Juvenile delinquency is a major obstacle in the development of adolescents. According to routine activities theory, adolescents’ daily life circumstances are the factor explaining juvenile delinquency. Adolescents can face the opportunities for delinquent behaviors which are not planned when they just do their daily routines on the way to school or coming back home, hanging out with friends, etc. This study analyzed the relationship between the routine activities of adolescents and their delinquent behaviors in South Korea, while controlling for socio demographic factors.
Methods
Analyses were based on the two waves of the nationally representative Korea Youth Panel Survey (2003-2008) by the National Youth Policy Institute in South Korea, using 3,125 youth. Youth routine activities and delinquency measures were reported by the youth. The items asking the forms of usual activities, the persons doing the activities with, the time and place at which the activities take place were used to figure out the routine activities, defined in routine activities theory as unstructured and unsupervised socializing with peers. Youth delinquency was categorized as status delinquency, criminal delinquency, and bullying.
Within-person fixed-effects model used for analyzing the relationship between the routine activities of adolescents and their delinquent behaviors in order to control for potential unobserved confounding measures that are consistent over time.
Results
Within-person fixed effects regression results indicated that routine activities defined as unstructured and unsupervised socializing with peers are significantly associated with adolescents’ status and criminal delinquency.

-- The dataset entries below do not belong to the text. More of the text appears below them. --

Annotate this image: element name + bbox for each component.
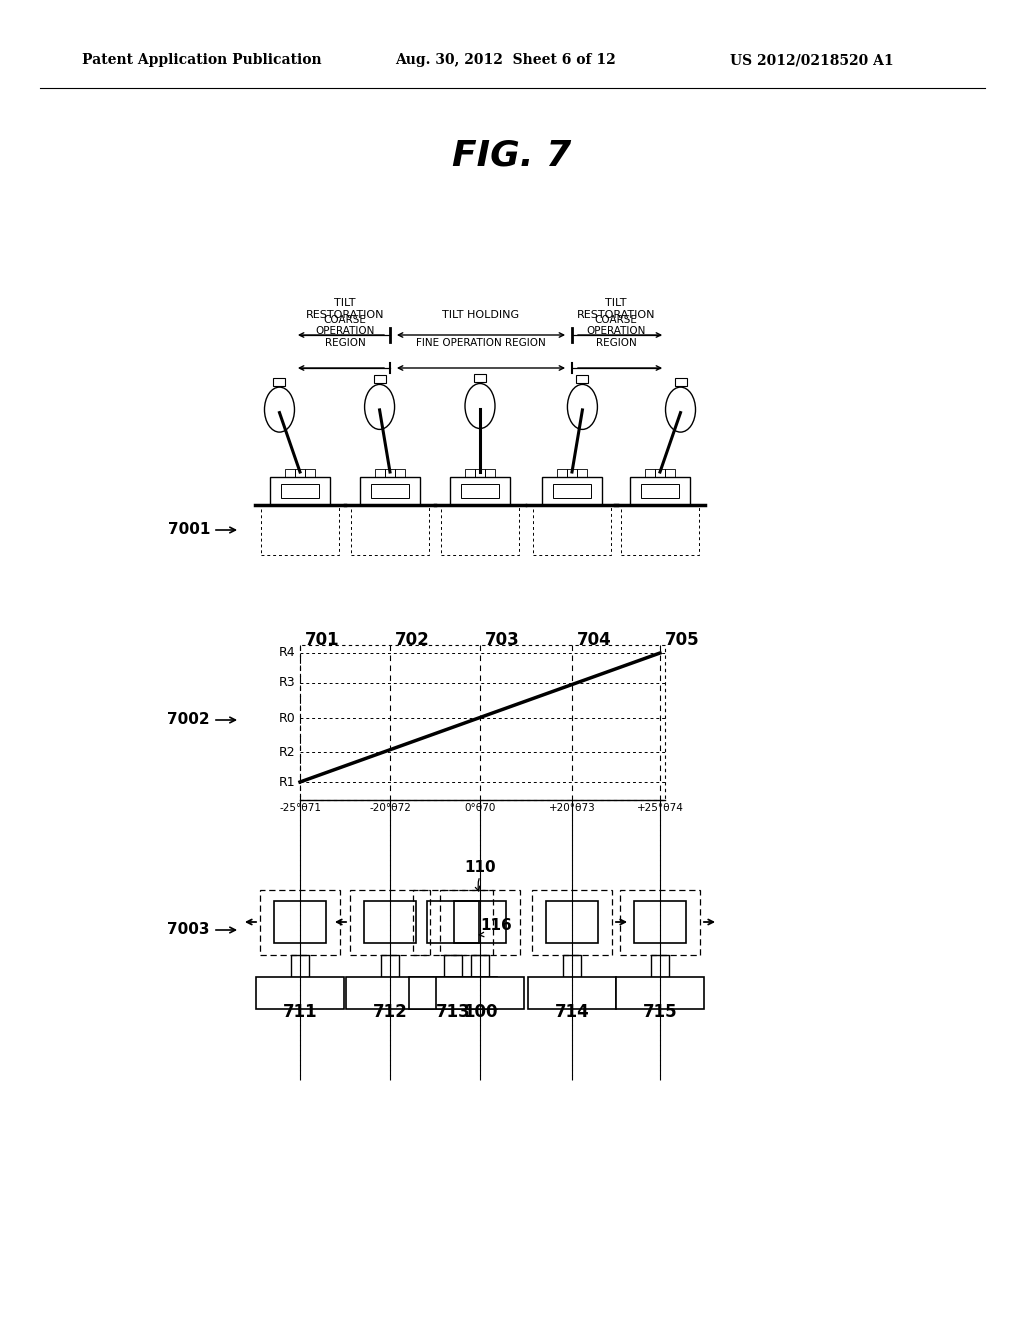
Text: 705: 705 — [665, 631, 699, 649]
Bar — [577, 469, 587, 477]
Bar — [256, 977, 344, 1008]
Bar — [461, 484, 499, 498]
Bar — [409, 977, 497, 1008]
Bar — [630, 477, 690, 506]
Bar — [273, 378, 286, 385]
Text: R1: R1 — [279, 776, 295, 788]
Text: R3: R3 — [279, 676, 295, 689]
Text: FINE OPERATION REGION: FINE OPERATION REGION — [416, 338, 546, 348]
Bar — [475, 469, 485, 477]
Bar — [542, 477, 602, 506]
Text: Aug. 30, 2012  Sheet 6 of 12: Aug. 30, 2012 Sheet 6 of 12 — [395, 53, 615, 67]
Text: 701: 701 — [305, 631, 340, 649]
Bar — [675, 378, 686, 385]
Text: TILT HOLDING: TILT HOLDING — [442, 310, 519, 319]
Bar — [444, 954, 462, 977]
Bar — [577, 375, 589, 383]
Bar — [641, 484, 679, 498]
Text: 704: 704 — [577, 631, 611, 649]
Bar — [440, 890, 520, 954]
Bar — [528, 977, 616, 1008]
Bar — [305, 469, 315, 477]
Bar — [651, 954, 669, 977]
Bar — [441, 506, 519, 554]
Bar — [375, 469, 385, 477]
Bar — [364, 902, 416, 942]
Text: R2: R2 — [279, 746, 295, 759]
Bar — [454, 902, 506, 942]
Bar — [645, 469, 655, 477]
Text: 714: 714 — [555, 1003, 590, 1020]
Text: 713: 713 — [435, 1003, 470, 1020]
Bar — [534, 506, 611, 554]
Bar — [563, 954, 581, 977]
Text: TILT
RESTORATION: TILT RESTORATION — [577, 298, 655, 319]
Text: 7001: 7001 — [168, 523, 210, 537]
Text: -20°θ72: -20°θ72 — [369, 803, 411, 813]
Bar — [655, 469, 665, 477]
Bar — [291, 954, 309, 977]
Bar — [465, 469, 475, 477]
Bar — [270, 477, 330, 506]
Bar — [261, 506, 339, 554]
Text: FIG. 7: FIG. 7 — [453, 139, 571, 172]
Bar — [567, 469, 577, 477]
Bar — [351, 506, 429, 554]
Bar — [616, 977, 705, 1008]
Bar — [485, 469, 495, 477]
Bar — [360, 477, 420, 506]
Text: 110: 110 — [464, 861, 496, 875]
Bar — [450, 477, 510, 506]
Bar — [285, 469, 295, 477]
Bar — [532, 890, 612, 954]
Bar — [260, 890, 340, 954]
Bar — [621, 506, 699, 554]
Text: Patent Application Publication: Patent Application Publication — [82, 53, 322, 67]
Text: 116: 116 — [480, 917, 512, 932]
Text: 100: 100 — [463, 1003, 498, 1020]
Text: 7002: 7002 — [167, 713, 210, 727]
Bar — [546, 902, 598, 942]
Text: COARSE
OPERATION
REGION: COARSE OPERATION REGION — [315, 314, 375, 348]
Bar — [436, 977, 524, 1008]
Text: 711: 711 — [283, 1003, 317, 1020]
Bar — [427, 902, 479, 942]
Text: +20°θ73: +20°θ73 — [549, 803, 595, 813]
Bar — [413, 890, 493, 954]
Text: COARSE
OPERATION
REGION: COARSE OPERATION REGION — [587, 314, 646, 348]
Bar — [374, 375, 386, 383]
Text: 715: 715 — [643, 1003, 677, 1020]
Bar — [281, 484, 319, 498]
Text: +25°θ74: +25°θ74 — [637, 803, 683, 813]
Bar — [634, 902, 686, 942]
Bar — [474, 374, 486, 381]
Bar — [471, 954, 489, 977]
Bar — [300, 645, 665, 800]
Bar — [381, 954, 399, 977]
Bar — [346, 977, 434, 1008]
Text: 703: 703 — [485, 631, 520, 649]
Bar — [553, 484, 591, 498]
Bar — [620, 890, 700, 954]
Bar — [395, 469, 406, 477]
Bar — [295, 469, 305, 477]
Bar — [274, 902, 326, 942]
Text: 712: 712 — [373, 1003, 408, 1020]
Text: 0°θ70: 0°θ70 — [464, 803, 496, 813]
Bar — [385, 469, 395, 477]
Text: -25°θ71: -25°θ71 — [279, 803, 321, 813]
Text: TILT
RESTORATION: TILT RESTORATION — [306, 298, 384, 319]
Text: R4: R4 — [279, 647, 295, 660]
Bar — [665, 469, 675, 477]
Text: US 2012/0218520 A1: US 2012/0218520 A1 — [730, 53, 894, 67]
Bar — [557, 469, 567, 477]
Text: 702: 702 — [395, 631, 430, 649]
Bar — [350, 890, 430, 954]
Bar — [371, 484, 409, 498]
Text: 7003: 7003 — [168, 923, 210, 937]
Text: R0: R0 — [279, 711, 295, 725]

The results showed that routine activities are linked with higher risk of status and criminal delinquency of adolescents while family income and family co-habitation were not significant factors. On the other hand, bullying did not have a significant association with routine activities while family co-habitation was a significant factor.
Conclusions and Implications
First, the activities classified according to routine activities theory have significant effects on adolescents’ delinquency in South Korea. In other words, adolescents spent their free time without clear purpose, tasks, and supervision are more likely to have opportunities for juvenile delinquency, as routine activities theory discussed. It is necessary to take preventive interventions so that adolescents would not be left in blind spots in their daily lives.
Second, the routine activities have different influence on different types of delinquencies. The results of this study, showing routine activities did not significantly associated with bullying, suggested that bullying has different factors and characteristics from other types of delinquency.
Lastly, this study provides the understanding how routine activities effect on committing delinquency, although the researches verifying routine activities theory in South Korea were focused on the victimized adolescents. Additionally, it will provide an insight for people deliberating the way to protect children’s right to play in proper way.